A flamboyant Palestinian guerrilla leader who headed Israel's moswanted list as a reputed mastermind behind the 1972 Munich Olympics attack was assassinated yesterday by a remote-control bomb that exploded as he pulled away from his Beirut home, the guerrilla command announced.

Ali Hassan Salameh, a cocky commando with an affection for cowboystyle pistols and beautiful women, was Yasser Arafat's security chief and one of his top operatives.

His killing removes from the guerrilla movement one of its most powerful and effective captains in the shadowy underground struggle between Palestinian terrorists and Israeli special services.

Salameh, known as Abu Hassan, was chief of Arafat's Fatah "Special Operations" unit and was personally close to the over-all guerrilla leader. The elusive commando had escaped a documented Israeli assassination attempt in Europe in 1973 and was reported -- falsely -- by Western intelligence sources in 1976 to have been "reduced to a vegetable" by an Israeli hit team in southern Lebanon.

Abu Hassan, 36, scion of a prominent Palestinian family, reacted with a mixture of anger and laughter when roused from bed one morning by reporters checking that story.

But there was a feeling among observers that the commando leader nevertheless had long been living on borrowed time because of his role in the Munich tragedy, in which 11 Israeli athletes and five Palestinian terrorists were killed, and in continuing attempts by Arafat's guerrillas to strike at Israeli targets inside and outside the country.

There was no concrete indication who set the powerful bomb that went off in a parked car in western Beirut as Abu Hassan's station wagon came along side.

In all, eight persons -- Abu Hassan, four Palestinian bodyguards and three Lebanese passers-by -- were killed, according to an announcement from the Palestine Liberation Organization.

A communique from Fatah, the largest and most powerful PLO guerrilla group, blamed "Israeli intelligence and their allies."

An official of Wafa, the PLO news agency, told United Press International: "Whoever planted that bomb wanted to kill a lot of people. It went off about 4 o'clock and there is always a traffic jam at that place at that time of afternoon. And the Israelis still hold Abu Hassan responsible for Munich in their propaganda."

Other conceivable organizers of the assassination, analysts pointed out, included the Lebanese Christian militias, determined to reduce the Palestinian guerrilla presence in Lebanon, and rival factions within the Palestinian movement. These factions hope to undercut Arafat's leadership, considered moderate within the spectrum of Palestinian commando groups.

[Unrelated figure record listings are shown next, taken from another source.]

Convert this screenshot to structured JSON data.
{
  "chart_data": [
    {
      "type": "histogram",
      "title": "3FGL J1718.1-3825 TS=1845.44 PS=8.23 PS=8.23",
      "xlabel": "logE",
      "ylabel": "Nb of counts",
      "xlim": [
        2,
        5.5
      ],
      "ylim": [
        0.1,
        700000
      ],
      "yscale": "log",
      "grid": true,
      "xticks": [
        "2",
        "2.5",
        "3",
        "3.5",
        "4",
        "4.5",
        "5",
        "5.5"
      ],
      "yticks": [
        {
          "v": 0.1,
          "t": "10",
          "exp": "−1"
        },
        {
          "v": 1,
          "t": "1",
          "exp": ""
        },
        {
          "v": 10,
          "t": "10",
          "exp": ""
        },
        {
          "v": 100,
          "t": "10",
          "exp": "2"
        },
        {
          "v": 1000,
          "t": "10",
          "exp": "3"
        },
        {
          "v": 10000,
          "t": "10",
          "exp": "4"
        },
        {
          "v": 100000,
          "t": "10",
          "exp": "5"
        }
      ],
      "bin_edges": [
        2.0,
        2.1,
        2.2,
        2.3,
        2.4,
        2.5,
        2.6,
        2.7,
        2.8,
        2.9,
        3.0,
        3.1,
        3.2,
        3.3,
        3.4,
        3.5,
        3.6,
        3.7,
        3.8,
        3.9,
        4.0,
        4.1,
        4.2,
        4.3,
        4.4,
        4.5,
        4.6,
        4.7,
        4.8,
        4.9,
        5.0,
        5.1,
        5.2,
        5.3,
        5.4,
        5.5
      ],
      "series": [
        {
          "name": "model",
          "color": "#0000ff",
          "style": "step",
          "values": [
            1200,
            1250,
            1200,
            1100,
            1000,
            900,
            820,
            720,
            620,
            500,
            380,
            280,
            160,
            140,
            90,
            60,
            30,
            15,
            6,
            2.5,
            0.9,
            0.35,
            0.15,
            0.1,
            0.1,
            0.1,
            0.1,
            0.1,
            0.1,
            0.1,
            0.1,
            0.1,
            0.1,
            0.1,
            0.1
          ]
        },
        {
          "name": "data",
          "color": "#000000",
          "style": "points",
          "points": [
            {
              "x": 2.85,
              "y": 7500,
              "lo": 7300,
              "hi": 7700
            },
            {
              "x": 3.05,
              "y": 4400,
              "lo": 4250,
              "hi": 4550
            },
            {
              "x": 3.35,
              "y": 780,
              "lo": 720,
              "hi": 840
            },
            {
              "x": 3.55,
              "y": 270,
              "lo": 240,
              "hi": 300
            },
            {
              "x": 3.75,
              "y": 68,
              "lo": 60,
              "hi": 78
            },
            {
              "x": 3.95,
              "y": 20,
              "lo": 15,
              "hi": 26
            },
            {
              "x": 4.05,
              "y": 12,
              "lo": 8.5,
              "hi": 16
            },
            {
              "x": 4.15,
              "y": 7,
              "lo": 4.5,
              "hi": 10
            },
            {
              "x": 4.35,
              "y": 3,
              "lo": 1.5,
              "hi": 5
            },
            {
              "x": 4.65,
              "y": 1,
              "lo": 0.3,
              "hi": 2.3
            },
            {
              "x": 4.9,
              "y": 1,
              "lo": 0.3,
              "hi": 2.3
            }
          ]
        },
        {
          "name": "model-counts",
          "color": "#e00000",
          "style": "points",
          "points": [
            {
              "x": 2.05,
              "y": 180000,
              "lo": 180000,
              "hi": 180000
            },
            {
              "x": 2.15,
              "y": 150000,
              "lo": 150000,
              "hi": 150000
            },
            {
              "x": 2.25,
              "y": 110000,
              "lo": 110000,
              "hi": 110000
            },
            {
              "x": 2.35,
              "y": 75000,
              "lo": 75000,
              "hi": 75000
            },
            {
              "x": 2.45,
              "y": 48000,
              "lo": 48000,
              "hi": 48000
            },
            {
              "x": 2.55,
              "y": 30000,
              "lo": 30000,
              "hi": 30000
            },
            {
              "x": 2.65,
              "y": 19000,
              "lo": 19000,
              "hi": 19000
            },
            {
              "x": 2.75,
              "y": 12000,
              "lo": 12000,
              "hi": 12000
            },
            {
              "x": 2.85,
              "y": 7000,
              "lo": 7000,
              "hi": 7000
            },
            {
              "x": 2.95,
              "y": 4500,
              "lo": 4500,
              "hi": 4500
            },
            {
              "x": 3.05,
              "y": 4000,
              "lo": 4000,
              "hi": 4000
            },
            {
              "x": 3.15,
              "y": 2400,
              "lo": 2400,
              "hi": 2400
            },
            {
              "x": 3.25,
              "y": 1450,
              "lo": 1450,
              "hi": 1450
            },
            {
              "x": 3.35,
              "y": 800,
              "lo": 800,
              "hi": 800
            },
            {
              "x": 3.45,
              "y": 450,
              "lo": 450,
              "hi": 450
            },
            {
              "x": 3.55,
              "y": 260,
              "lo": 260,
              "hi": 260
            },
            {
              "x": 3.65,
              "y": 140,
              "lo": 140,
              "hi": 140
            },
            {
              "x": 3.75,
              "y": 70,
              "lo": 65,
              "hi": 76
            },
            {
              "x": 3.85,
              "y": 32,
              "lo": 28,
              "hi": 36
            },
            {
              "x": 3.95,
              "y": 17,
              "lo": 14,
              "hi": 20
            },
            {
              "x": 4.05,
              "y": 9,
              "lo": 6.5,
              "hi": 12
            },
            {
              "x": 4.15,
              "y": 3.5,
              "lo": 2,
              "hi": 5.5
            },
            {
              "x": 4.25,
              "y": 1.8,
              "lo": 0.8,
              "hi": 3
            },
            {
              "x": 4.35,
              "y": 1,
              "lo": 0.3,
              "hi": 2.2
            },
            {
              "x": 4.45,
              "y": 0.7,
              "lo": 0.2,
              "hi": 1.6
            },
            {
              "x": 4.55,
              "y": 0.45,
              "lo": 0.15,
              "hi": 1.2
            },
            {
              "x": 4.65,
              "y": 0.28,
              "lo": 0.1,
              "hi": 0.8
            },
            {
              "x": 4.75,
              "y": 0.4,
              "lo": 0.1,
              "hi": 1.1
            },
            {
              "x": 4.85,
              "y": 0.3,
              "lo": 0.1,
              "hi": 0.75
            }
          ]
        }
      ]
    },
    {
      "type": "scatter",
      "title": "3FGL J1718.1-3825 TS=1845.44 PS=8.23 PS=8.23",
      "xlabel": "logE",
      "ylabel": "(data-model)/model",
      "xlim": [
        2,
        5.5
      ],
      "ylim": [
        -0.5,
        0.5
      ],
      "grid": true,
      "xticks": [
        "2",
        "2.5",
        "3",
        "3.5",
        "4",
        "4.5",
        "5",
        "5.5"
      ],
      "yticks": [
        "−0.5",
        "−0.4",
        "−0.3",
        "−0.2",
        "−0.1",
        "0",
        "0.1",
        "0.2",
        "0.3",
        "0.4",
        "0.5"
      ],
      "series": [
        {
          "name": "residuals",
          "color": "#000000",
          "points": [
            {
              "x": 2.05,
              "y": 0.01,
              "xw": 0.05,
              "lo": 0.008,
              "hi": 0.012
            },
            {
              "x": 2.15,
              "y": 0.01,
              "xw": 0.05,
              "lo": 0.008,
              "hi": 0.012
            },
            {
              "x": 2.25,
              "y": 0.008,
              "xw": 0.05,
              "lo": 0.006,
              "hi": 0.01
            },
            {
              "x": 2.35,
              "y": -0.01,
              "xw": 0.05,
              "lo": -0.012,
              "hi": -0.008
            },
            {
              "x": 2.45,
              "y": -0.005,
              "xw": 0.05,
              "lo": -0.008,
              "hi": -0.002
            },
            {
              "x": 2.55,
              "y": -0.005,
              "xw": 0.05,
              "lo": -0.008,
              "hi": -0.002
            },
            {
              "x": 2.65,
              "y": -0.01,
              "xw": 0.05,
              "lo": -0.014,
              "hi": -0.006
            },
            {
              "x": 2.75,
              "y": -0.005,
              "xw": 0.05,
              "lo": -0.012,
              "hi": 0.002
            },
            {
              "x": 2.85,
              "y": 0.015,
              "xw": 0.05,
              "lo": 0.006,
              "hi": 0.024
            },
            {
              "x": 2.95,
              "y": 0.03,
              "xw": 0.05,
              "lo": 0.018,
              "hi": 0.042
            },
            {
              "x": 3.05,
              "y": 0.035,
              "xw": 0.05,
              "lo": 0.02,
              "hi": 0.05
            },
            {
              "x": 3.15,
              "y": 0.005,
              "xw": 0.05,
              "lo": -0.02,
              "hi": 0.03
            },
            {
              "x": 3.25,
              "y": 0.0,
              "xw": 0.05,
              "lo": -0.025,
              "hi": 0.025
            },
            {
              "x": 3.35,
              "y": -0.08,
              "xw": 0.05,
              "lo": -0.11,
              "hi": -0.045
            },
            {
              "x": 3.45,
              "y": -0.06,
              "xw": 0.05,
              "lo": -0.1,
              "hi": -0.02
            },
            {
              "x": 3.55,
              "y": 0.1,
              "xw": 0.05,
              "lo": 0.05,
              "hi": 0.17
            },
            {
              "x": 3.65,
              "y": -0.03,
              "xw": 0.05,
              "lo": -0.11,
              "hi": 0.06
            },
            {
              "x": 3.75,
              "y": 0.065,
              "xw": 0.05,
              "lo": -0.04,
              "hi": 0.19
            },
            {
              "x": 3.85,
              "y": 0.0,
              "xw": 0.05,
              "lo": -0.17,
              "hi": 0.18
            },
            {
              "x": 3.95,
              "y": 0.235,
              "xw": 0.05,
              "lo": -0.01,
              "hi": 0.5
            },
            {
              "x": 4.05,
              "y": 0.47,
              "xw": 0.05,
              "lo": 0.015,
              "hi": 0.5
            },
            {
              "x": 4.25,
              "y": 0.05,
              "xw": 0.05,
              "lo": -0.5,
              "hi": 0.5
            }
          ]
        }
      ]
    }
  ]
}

It was the Israelis, however, who had the most reason to hate Abu Hassan. Aside from his reputation as the operations chief at Munich, his "Special Operations" unit is known to concentrate much of its energy on terror strikes in Israel such as the bombs that frequently explode in markets at Jerusalem and other cities in Israel and Israeli-occupied territories.

According to "The Hit Team," a book drawn mostly from testimony in Norwegian counts, it was Abu Hassan whom a special Israeli assassination squad thought it was killing when a Moroccan waiter resembling him was gunned down in July 1973 in the central Norwegian city of Lillehammer.

A Norwegian court sentenced five Israelis to jail terms ranging from 5 1/2 years to one year in connection with that killing.

Despite the risks, Abu Hassan seemed to relish his role. As commander of Arafat's personal bodyguards during the height of the Lebanese civil war, he frequently roamed the streets of Beirut during the night packing a long revolver and surrounded by his own set of bodyguards carrying AK47 assault rifles.

During one point in the war, he became the Palestinians' chief negotiator, crossing battle lines into Christian-held territory to talk with rightist militia commanders over the release of civilians from the besieged Palestinian refugee camp Tal Zaatar.

Reporters covering the war in the wild west atmosphere of Beirut found him a valuable friend. One American correspondent, frightened at the prospect of a trip to the airport through combat areas, telephoned for help and Abu Hassan personally escorted him to his flight out of the country.

At the same time, his name generated fear among the many guerrillas accused of using the wartime chaos for robbery and plunder, because he also was held of Arafat's internal security forces known more for ruthlessness than due process.

Palestinian guerrillas reveled in telling of what they said was Abu Hassan's role in the international uproar that exploded over the arrest and subsequent release of Palestinian commando Abu Daoud by France in January 1977.

Not only was Abu Hassan the real commander of Munich -- the charge against Abu Daoud -- but he also was in Paris at the time with the former Miss Universe, Georgina Rizk, who later became his wife, they said.